The board of directors of the state-owned Merpati Nusantara Airlines should be commended for having the courage to hold firmly to common business sense. Despite pressure from the Ministry of Transportation and a politically well-connected company, Merpati's refusal to lease 16 CN-235 aircraft made by the state-owned IPTN aerospace company should set an example for other state firms to stand up against commercially unviable requests or irrational government intervention.

Merpati's management is the most competent to assess the commercial viability of the 35-seat aircraft made by IPTN, which is chaired by technology minister B.J. Habibie, because the airline has been operating 14 CN-235s since 1986. Merpati's president, Ridwan Fataruddin, said their CN-235s currently in operation have been losing money due to their unusually high operating costs. Merpati loses Rp 406,000 (US$182) per flight on its Jakarta-Bandung route, which is served eight times a day by four CN-235s. Ridwan supported his statement with a detailed cost breakdown to prove that the losses stemmed from inefficient airplanes and not sloppy operational management.
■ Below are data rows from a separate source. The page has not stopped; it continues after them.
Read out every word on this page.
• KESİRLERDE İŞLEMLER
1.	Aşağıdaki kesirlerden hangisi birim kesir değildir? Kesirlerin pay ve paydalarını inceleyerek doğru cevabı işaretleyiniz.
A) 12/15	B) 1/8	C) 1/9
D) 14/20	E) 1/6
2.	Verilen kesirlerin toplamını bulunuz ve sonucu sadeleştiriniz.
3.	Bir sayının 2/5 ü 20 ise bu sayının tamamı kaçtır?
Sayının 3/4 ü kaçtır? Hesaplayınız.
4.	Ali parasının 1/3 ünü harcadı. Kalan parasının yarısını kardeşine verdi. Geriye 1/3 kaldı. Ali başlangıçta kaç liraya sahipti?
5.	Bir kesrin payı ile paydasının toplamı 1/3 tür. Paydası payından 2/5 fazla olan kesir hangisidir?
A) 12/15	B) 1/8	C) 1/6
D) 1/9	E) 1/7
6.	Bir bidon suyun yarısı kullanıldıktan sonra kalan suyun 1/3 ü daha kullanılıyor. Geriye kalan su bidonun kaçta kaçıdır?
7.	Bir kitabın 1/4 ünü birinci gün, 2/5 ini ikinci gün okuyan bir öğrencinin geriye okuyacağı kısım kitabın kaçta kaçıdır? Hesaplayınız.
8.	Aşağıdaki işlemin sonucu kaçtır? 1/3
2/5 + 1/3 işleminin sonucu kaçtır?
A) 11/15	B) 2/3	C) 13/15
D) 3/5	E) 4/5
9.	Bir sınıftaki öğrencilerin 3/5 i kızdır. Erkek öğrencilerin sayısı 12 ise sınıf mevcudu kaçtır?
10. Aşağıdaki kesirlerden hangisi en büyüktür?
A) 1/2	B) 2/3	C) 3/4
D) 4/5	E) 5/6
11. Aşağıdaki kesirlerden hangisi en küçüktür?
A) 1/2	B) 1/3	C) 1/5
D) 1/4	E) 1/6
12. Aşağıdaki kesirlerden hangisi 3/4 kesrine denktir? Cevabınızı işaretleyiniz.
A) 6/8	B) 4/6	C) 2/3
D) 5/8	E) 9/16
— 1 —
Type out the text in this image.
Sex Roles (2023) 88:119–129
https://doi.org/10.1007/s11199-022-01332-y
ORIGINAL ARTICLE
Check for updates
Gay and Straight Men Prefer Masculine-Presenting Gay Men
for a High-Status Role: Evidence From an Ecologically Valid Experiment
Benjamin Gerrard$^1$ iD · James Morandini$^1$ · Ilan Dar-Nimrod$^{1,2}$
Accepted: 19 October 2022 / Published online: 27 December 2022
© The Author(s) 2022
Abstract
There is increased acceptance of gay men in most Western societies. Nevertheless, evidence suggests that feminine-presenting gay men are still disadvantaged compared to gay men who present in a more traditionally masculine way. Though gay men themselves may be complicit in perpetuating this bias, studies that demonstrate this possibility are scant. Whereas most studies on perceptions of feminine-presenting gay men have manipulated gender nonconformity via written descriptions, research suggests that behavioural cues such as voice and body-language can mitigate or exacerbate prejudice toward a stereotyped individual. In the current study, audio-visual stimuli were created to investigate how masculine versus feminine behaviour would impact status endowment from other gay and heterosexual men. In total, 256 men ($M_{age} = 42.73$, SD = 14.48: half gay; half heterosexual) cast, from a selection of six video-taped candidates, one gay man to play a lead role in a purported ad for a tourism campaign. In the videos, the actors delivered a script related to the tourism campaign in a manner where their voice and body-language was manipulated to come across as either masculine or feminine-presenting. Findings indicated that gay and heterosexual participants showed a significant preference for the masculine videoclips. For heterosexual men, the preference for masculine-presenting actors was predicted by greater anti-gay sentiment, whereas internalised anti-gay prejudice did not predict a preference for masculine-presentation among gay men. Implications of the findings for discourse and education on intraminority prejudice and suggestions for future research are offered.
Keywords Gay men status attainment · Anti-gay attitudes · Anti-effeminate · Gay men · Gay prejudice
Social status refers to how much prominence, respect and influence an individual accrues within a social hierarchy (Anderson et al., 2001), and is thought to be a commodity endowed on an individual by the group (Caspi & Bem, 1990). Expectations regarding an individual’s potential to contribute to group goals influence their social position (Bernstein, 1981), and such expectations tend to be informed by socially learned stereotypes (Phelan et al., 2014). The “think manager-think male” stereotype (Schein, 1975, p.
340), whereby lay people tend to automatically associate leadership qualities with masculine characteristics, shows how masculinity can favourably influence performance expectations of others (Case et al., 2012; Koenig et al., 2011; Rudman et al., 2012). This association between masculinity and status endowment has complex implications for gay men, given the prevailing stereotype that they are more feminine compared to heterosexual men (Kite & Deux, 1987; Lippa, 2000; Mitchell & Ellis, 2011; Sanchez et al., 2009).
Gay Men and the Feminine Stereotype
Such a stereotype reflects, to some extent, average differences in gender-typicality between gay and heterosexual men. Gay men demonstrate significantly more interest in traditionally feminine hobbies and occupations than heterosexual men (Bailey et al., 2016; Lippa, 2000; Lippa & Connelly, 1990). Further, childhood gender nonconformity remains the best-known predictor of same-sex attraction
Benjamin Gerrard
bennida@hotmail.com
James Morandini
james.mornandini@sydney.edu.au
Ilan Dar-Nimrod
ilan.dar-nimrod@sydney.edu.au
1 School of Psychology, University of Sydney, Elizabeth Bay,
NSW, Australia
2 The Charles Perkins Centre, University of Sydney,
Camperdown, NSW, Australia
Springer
At the risk of losing his job, Ridwan tried to maintain his managerial reputation by making a decision that was rational and important to the company's survival. Merpati received its present CN-235s as equity capital from the government. Even though the acquisition exacted no capital costs on the company, the planes continued to lose money. The monthly cost to lease an additional 16 CN-235s would reach $110,000 per plane.

As a subsidiary of Garuda Indonesia, Merpati has often been vulnerable at the mercy of the national flag-carrier. On several occasions Merpati has served as the dumping ground for Garuda's aging DC-9s, Fokker 27s and Fokker 28s. Merpati was also the proving ground for IPTN's Casa-212 and CN-235. Because its small fleet consists of such a wide variety of airplanes, its maintenance and operation costs are unusually high.

A few years ago, Garuda began to phase out its domestic routes and decided to maintain only the 12 routes directly connected to its international services. But Garuda, beaten in the international market by more efficient airlines, has been forced to take back most of the domestic routes previously given to Merpati.

As a state-owned company, Merpati is especially vulnerable to intervention from the Ministry of Transportation, whose pressure to lease the 16 CN-235s from PT Arta Saka Nusaphala, owned jointly by the Bakrie and Humpuss groups, is just one example. Merpati has long suffered from too many outside interventions and the time has come for the company's management to show some courage and establish managerial autonomy.

We wonder how Merpati has been able to survive commercially in a market which has become much more competitive since domestic airline service was partially deregulated. How could Merpati operate efficiently if the capital costs of its earning assets -- aircraft -- were significantly higher than those paid by its competitors.

We are confident that Minister of Finance Mar'ie Muhammad, the nominal government shareholder in all state companies, will support Merpati's decision. After all, Mar'ie himself has often shown exceptional courage in taking rational measures against insensible political pressures.